Le dimanche 28 décembre 2025, les Centrafricains sont appelés aux urnes pour des élections générales dominées par l’élection présidentielle. Le chef de l’État sortant, Faustin-Archange Touadéra, apparaît comme le grand favori pour un troisième mandat, dans un pays encore profondément fragilisé par des décennies de crises politico-militaires et d’ingérences extérieures.

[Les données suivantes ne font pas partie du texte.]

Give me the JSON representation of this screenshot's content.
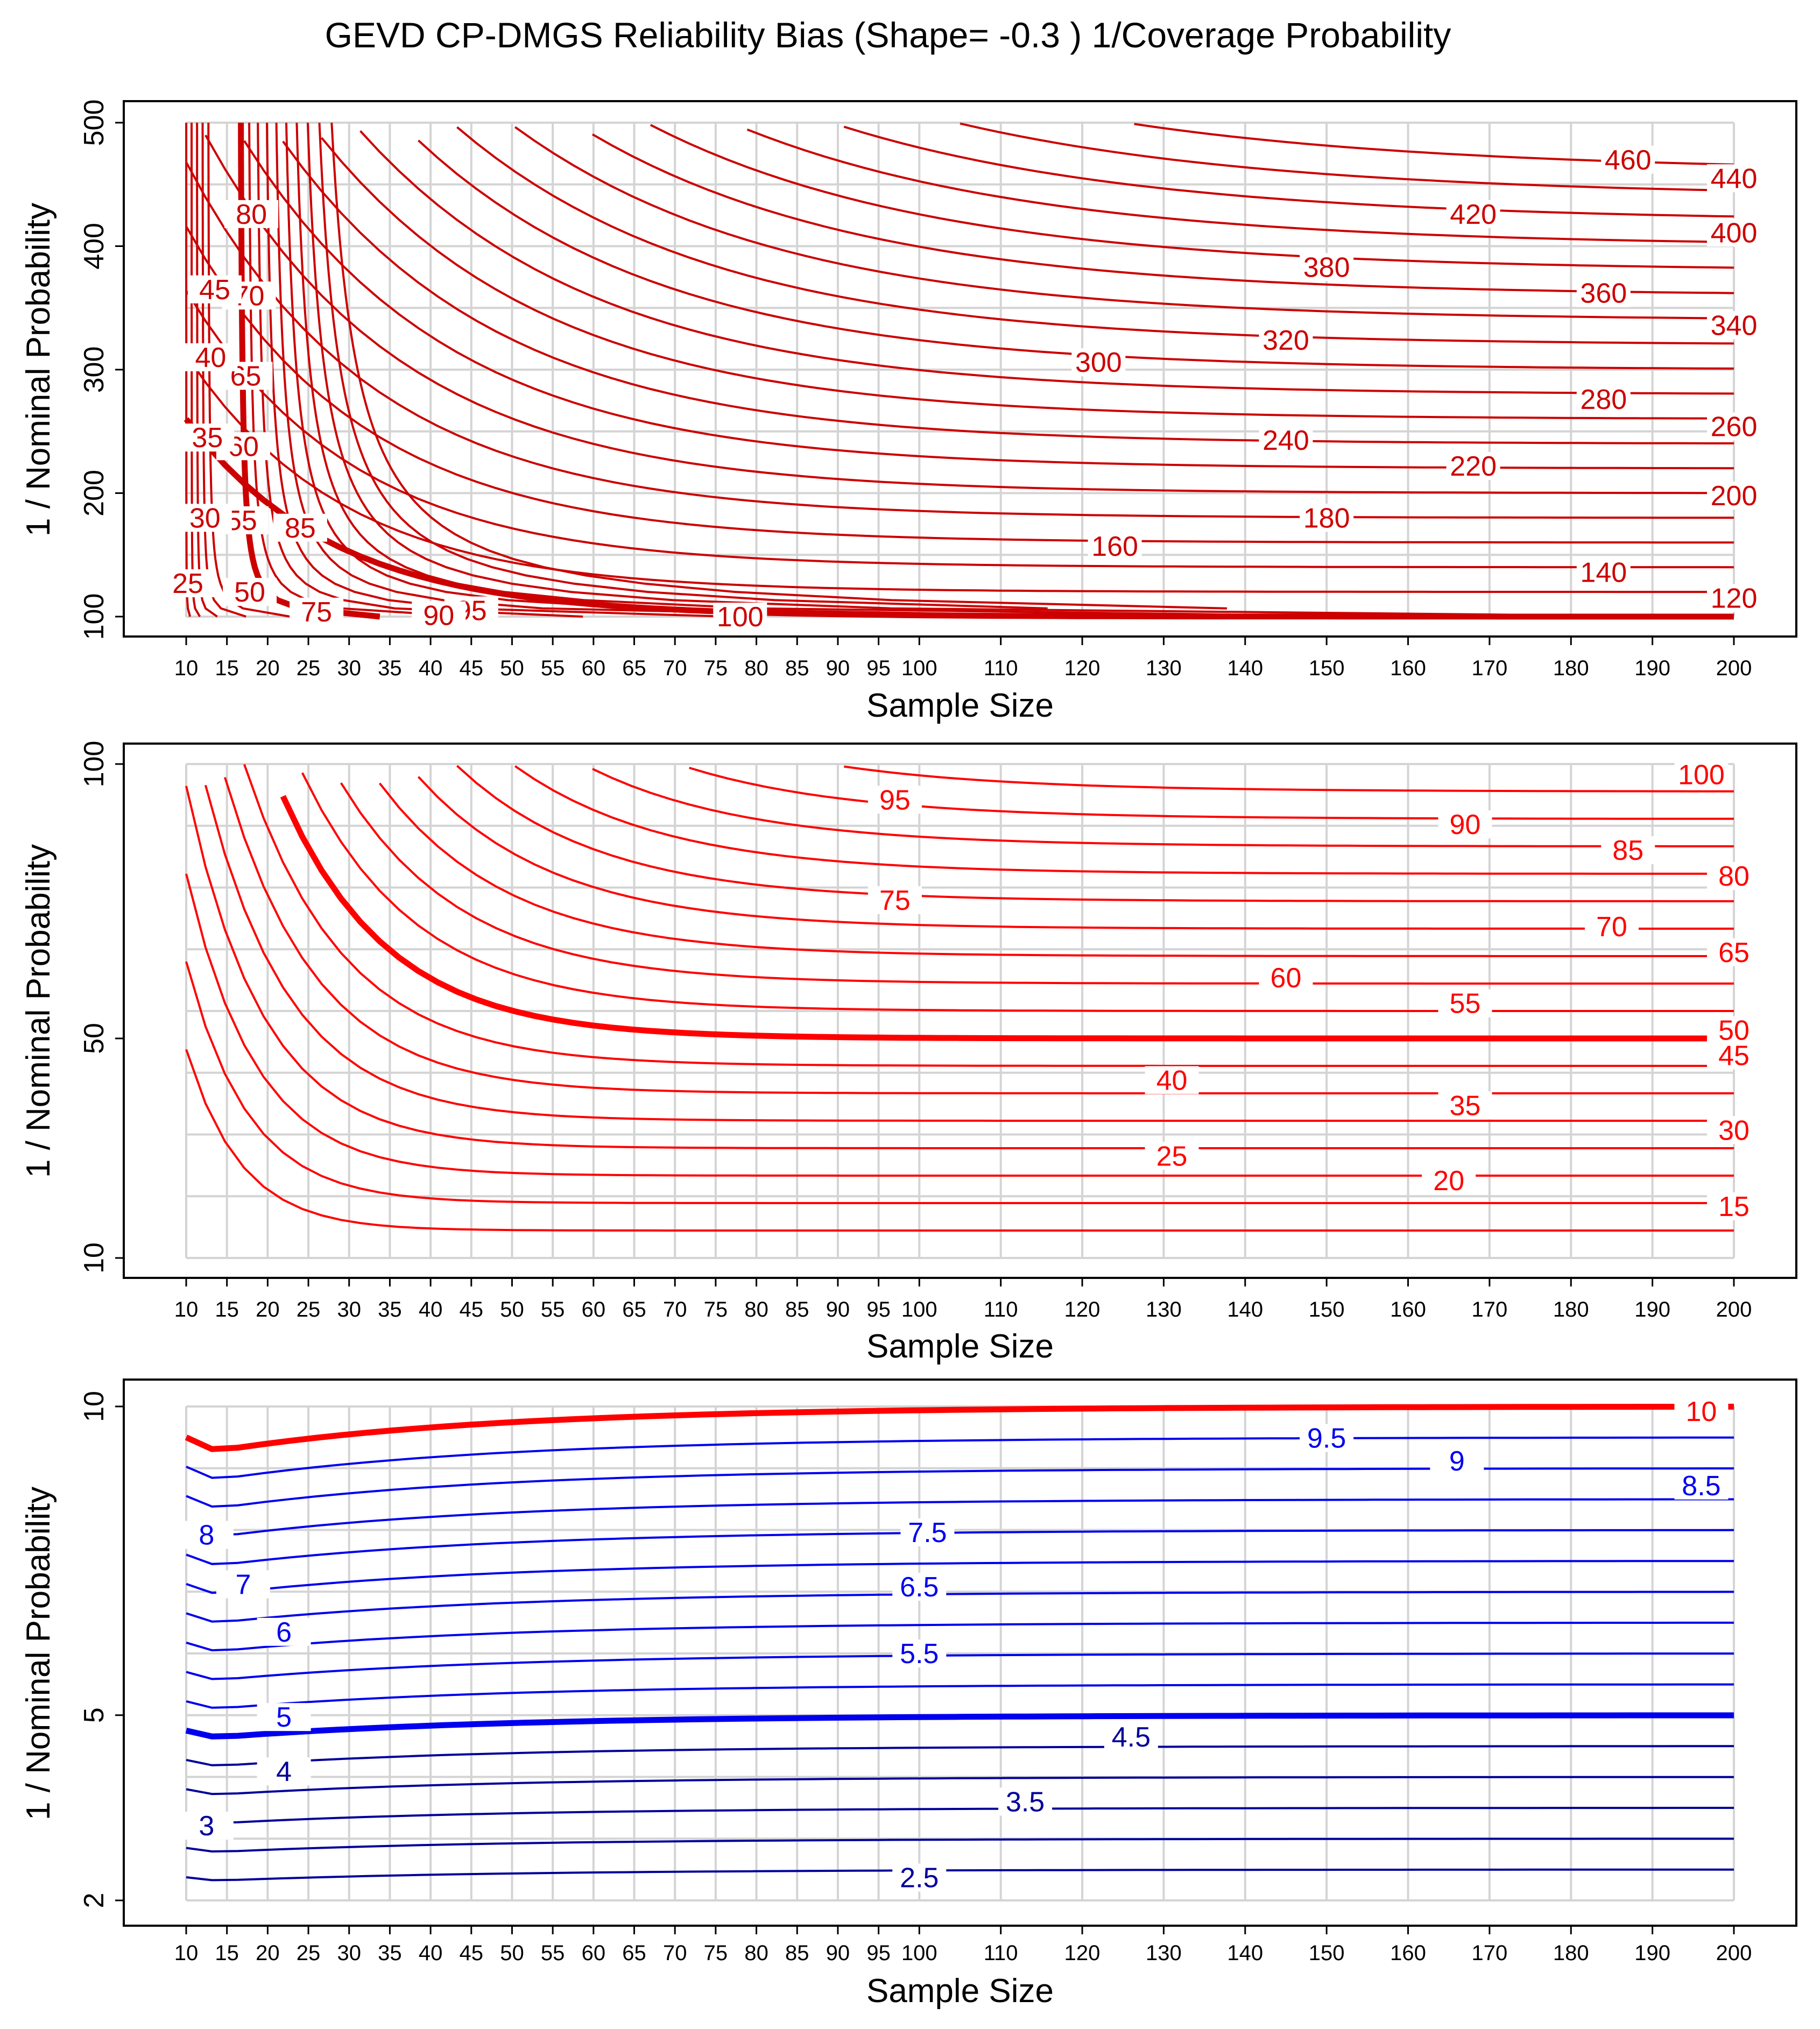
{
  "figure": {
    "title": "GEVD CP-DMGS Reliability Bias (Shape= -0.3 ) 1/Coverage Probability"
  },
  "chart_data": [
    {
      "type": "contour",
      "xlabel": "Sample Size",
      "ylabel": "1 / Nominal Probability",
      "x_ticks": [
        10,
        15,
        20,
        25,
        30,
        35,
        40,
        45,
        50,
        55,
        60,
        65,
        70,
        75,
        80,
        85,
        90,
        95,
        100,
        110,
        120,
        130,
        140,
        150,
        160,
        170,
        180,
        190,
        200
      ],
      "y_ticks": [
        100,
        200,
        300,
        400,
        500
      ],
      "ylim": [
        100,
        500
      ],
      "grid": true,
      "contour_levels": [
        25,
        30,
        35,
        40,
        45,
        50,
        55,
        60,
        65,
        70,
        75,
        80,
        85,
        90,
        95,
        100,
        120,
        140,
        160,
        180,
        200,
        220,
        240,
        260,
        280,
        300,
        320,
        340,
        360,
        380,
        400,
        420,
        440,
        460
      ],
      "highlighted_levels": [
        50,
        100
      ],
      "line_color": "#cc0000",
      "label_entries": [
        {
          "text": "460",
          "x": 187,
          "y": 470
        },
        {
          "text": "440",
          "x": 200,
          "y": 455
        },
        {
          "text": "420",
          "x": 168,
          "y": 426
        },
        {
          "text": "400",
          "x": 200,
          "y": 411
        },
        {
          "text": "380",
          "x": 150,
          "y": 383
        },
        {
          "text": "360",
          "x": 184,
          "y": 362
        },
        {
          "text": "340",
          "x": 200,
          "y": 336
        },
        {
          "text": "320",
          "x": 145,
          "y": 324
        },
        {
          "text": "300",
          "x": 122,
          "y": 306
        },
        {
          "text": "280",
          "x": 184,
          "y": 276
        },
        {
          "text": "260",
          "x": 200,
          "y": 254
        },
        {
          "text": "240",
          "x": 145,
          "y": 243
        },
        {
          "text": "220",
          "x": 168,
          "y": 222
        },
        {
          "text": "200",
          "x": 200,
          "y": 198
        },
        {
          "text": "180",
          "x": 150,
          "y": 180
        },
        {
          "text": "160",
          "x": 124,
          "y": 157
        },
        {
          "text": "140",
          "x": 184,
          "y": 136
        },
        {
          "text": "120",
          "x": 200,
          "y": 115
        },
        {
          "text": "100",
          "x": 78,
          "y": 100
        },
        {
          "text": "95",
          "x": 45,
          "y": 105
        },
        {
          "text": "90",
          "x": 41,
          "y": 101
        },
        {
          "text": "85",
          "x": 24,
          "y": 172
        },
        {
          "text": "80",
          "x": 18,
          "y": 426
        },
        {
          "text": "75",
          "x": 26,
          "y": 104
        },
        {
          "text": "70",
          "x": 17.7,
          "y": 360
        },
        {
          "text": "65",
          "x": 17.3,
          "y": 295
        },
        {
          "text": "60",
          "x": 17,
          "y": 238
        },
        {
          "text": "55",
          "x": 16.8,
          "y": 178
        },
        {
          "text": "50",
          "x": 17.8,
          "y": 120
        },
        {
          "text": "45",
          "x": 13.5,
          "y": 365
        },
        {
          "text": "40",
          "x": 13,
          "y": 310
        },
        {
          "text": "35",
          "x": 12.6,
          "y": 245
        },
        {
          "text": "30",
          "x": 12.3,
          "y": 180
        },
        {
          "text": "25",
          "x": 10.2,
          "y": 127
        }
      ]
    },
    {
      "type": "contour",
      "xlabel": "Sample Size",
      "ylabel": "1 / Nominal Probability",
      "x_ticks": [
        10,
        15,
        20,
        25,
        30,
        35,
        40,
        45,
        50,
        55,
        60,
        65,
        70,
        75,
        80,
        85,
        90,
        95,
        100,
        110,
        120,
        130,
        140,
        150,
        160,
        170,
        180,
        190,
        200
      ],
      "y_ticks": [
        10,
        50,
        100
      ],
      "ylim": [
        10,
        100
      ],
      "grid": true,
      "contour_levels": [
        15,
        20,
        25,
        30,
        35,
        40,
        45,
        50,
        55,
        60,
        65,
        70,
        75,
        80,
        85,
        90,
        95,
        100
      ],
      "highlighted_levels": [
        50,
        100
      ],
      "line_color": "#ff0000",
      "label_entries": [
        {
          "text": "100",
          "x": 196,
          "y": 98.1
        },
        {
          "text": "95",
          "x": 97,
          "y": 93.5
        },
        {
          "text": "90",
          "x": 167,
          "y": 89
        },
        {
          "text": "85",
          "x": 187,
          "y": 84.3
        },
        {
          "text": "80",
          "x": 200,
          "y": 79.6
        },
        {
          "text": "75",
          "x": 97,
          "y": 75.2
        },
        {
          "text": "70",
          "x": 185,
          "y": 70.4
        },
        {
          "text": "65",
          "x": 200,
          "y": 65.7
        },
        {
          "text": "60",
          "x": 145,
          "y": 61.1
        },
        {
          "text": "55",
          "x": 167,
          "y": 56.4
        },
        {
          "text": "50",
          "x": 200,
          "y": 51.5
        },
        {
          "text": "45",
          "x": 200,
          "y": 46.9
        },
        {
          "text": "40",
          "x": 131,
          "y": 42.4
        },
        {
          "text": "35",
          "x": 167,
          "y": 37.8
        },
        {
          "text": "30",
          "x": 200,
          "y": 33.3
        },
        {
          "text": "25",
          "x": 131,
          "y": 28.6
        },
        {
          "text": "20",
          "x": 165,
          "y": 24.1
        },
        {
          "text": "15",
          "x": 200,
          "y": 19.4
        }
      ]
    },
    {
      "type": "contour",
      "xlabel": "Sample Size",
      "ylabel": "1 / Nominal Probability",
      "x_ticks": [
        10,
        15,
        20,
        25,
        30,
        35,
        40,
        45,
        50,
        55,
        60,
        65,
        70,
        75,
        80,
        85,
        90,
        95,
        100,
        110,
        120,
        130,
        140,
        150,
        160,
        170,
        180,
        190,
        200
      ],
      "y_ticks": [
        2,
        5,
        10
      ],
      "ylim": [
        2,
        10
      ],
      "grid": true,
      "contour_levels": [
        2.5,
        3,
        3.5,
        4,
        4.5,
        5,
        5.5,
        6,
        6.5,
        7,
        7.5,
        8,
        8.5,
        9,
        9.5,
        10
      ],
      "highlighted_levels": [
        5,
        10
      ],
      "colors": {
        "level_10": "#ff0000",
        "high": "#0000ee",
        "low": "#000099"
      },
      "label_entries": [
        {
          "text": "10",
          "x": 196,
          "y": 9.92
        },
        {
          "text": "9.5",
          "x": 150,
          "y": 9.49
        },
        {
          "text": "9",
          "x": 166,
          "y": 9.12
        },
        {
          "text": "8.5",
          "x": 196,
          "y": 8.72
        },
        {
          "text": "8",
          "x": 12.5,
          "y": 7.92
        },
        {
          "text": "7.5",
          "x": 101,
          "y": 7.96
        },
        {
          "text": "7",
          "x": 17,
          "y": 7.12
        },
        {
          "text": "6.5",
          "x": 100,
          "y": 7.08
        },
        {
          "text": "6",
          "x": 22,
          "y": 6.35
        },
        {
          "text": "5.5",
          "x": 100,
          "y": 6.0
        },
        {
          "text": "5",
          "x": 22,
          "y": 4.97
        },
        {
          "text": "4.5",
          "x": 126,
          "y": 4.65
        },
        {
          "text": "4",
          "x": 22,
          "y": 4.09
        },
        {
          "text": "3.5",
          "x": 113,
          "y": 3.6
        },
        {
          "text": "3",
          "x": 12.5,
          "y": 3.21
        },
        {
          "text": "2.5",
          "x": 100,
          "y": 2.37
        }
      ]
    }
  ]
}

Au pouvoir depuis 2016, Touadéra met en avant une amélioration relative de la situation sécuritaire, obtenue avec l’appui de forces étrangères, notamment les mercenaires russes du groupe Wagner, engagés dans la lutte contre plusieurs groupes rebelles. Toutefois, pour l’opposition et une partie de la société civile, cette relative stabilisation s’est accompagnée d’un net recul démocratique. L’adoption d’une nouvelle Constitution en 2023, supprimant la limitation des mandats présidentiels, est perçue comme un verrouillage institutionnel supplémentaire, affaiblissant un jeu démocratique déjà sous forte pression.

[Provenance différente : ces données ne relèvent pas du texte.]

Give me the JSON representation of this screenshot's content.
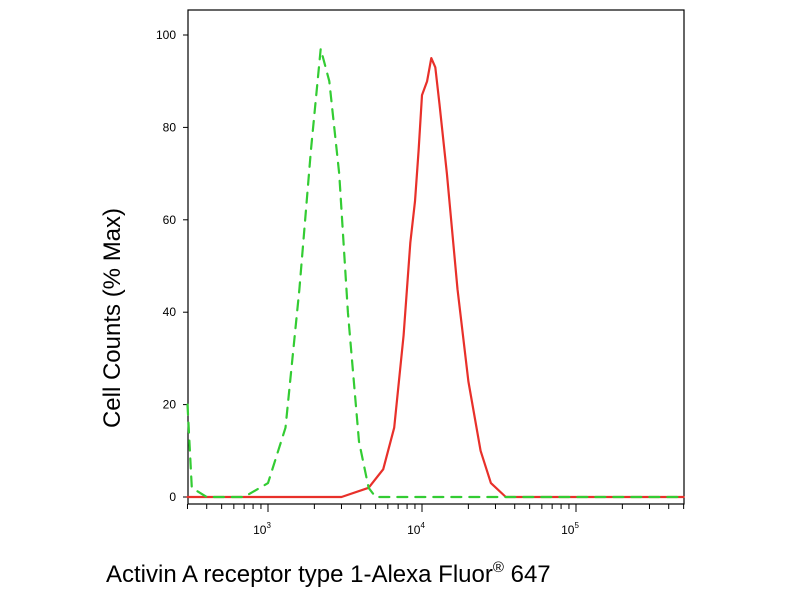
{
  "chart_data": {
    "type": "line",
    "ylabel": "Cell Counts (% Max)",
    "xlabel": "Activin A receptor type 1-Alexa Fluor",
    "xlabel_mark": "®",
    "xlabel_suffix": " 647",
    "x_scale": "log",
    "xlim": [
      300,
      500000
    ],
    "ylim": [
      0,
      105
    ],
    "y_ticks": [
      0,
      20,
      40,
      60,
      80,
      100
    ],
    "x_ticks": [
      {
        "value": 1000,
        "base": "10",
        "exp": "3"
      },
      {
        "value": 10000,
        "base": "10",
        "exp": "4"
      },
      {
        "value": 100000,
        "base": "10",
        "exp": "5"
      }
    ],
    "grid": false,
    "legend": "none",
    "series": [
      {
        "color": "#e8302a",
        "dash": "solid",
        "points": [
          [
            300,
            0
          ],
          [
            3000,
            0
          ],
          [
            4500,
            2
          ],
          [
            5600,
            6
          ],
          [
            6600,
            15
          ],
          [
            7600,
            35
          ],
          [
            8400,
            55
          ],
          [
            9000,
            64
          ],
          [
            9500,
            75
          ],
          [
            10000,
            87
          ],
          [
            10800,
            90
          ],
          [
            11500,
            95
          ],
          [
            12200,
            93
          ],
          [
            13000,
            85
          ],
          [
            14500,
            70
          ],
          [
            17000,
            45
          ],
          [
            20000,
            25
          ],
          [
            24000,
            10
          ],
          [
            28000,
            3
          ],
          [
            35000,
            0
          ],
          [
            500000,
            0
          ]
        ]
      },
      {
        "color": "#33cc33",
        "dash": "dashed",
        "points": [
          [
            300,
            20
          ],
          [
            320,
            2
          ],
          [
            400,
            0
          ],
          [
            700,
            0
          ],
          [
            1000,
            3
          ],
          [
            1300,
            15
          ],
          [
            1600,
            45
          ],
          [
            1900,
            75
          ],
          [
            2200,
            97
          ],
          [
            2500,
            90
          ],
          [
            2900,
            70
          ],
          [
            3300,
            40
          ],
          [
            3900,
            12
          ],
          [
            4500,
            2
          ],
          [
            5000,
            0
          ],
          [
            500000,
            0
          ]
        ]
      }
    ]
  }
}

Derrière le discours officiel de stabilité, la réalité sociale reste préoccupante. Plus de 70 % de la population vit sous le seuil de pauvreté, l’accès aux services essentiels demeure limité et l’insécurité persiste dans de nombreuses zones rurales, échappant encore largement au contrôle de l’État.
Dans un pays où la souveraineté politique et sécuritaire demeure fortement influencée par des acteurs étrangers, les résultats attendus le 5 janvier prochain poseront, une fois de plus, la question fondamentale du pouvoir réel laissé aux peuples africains pour décider librement de leur avenir.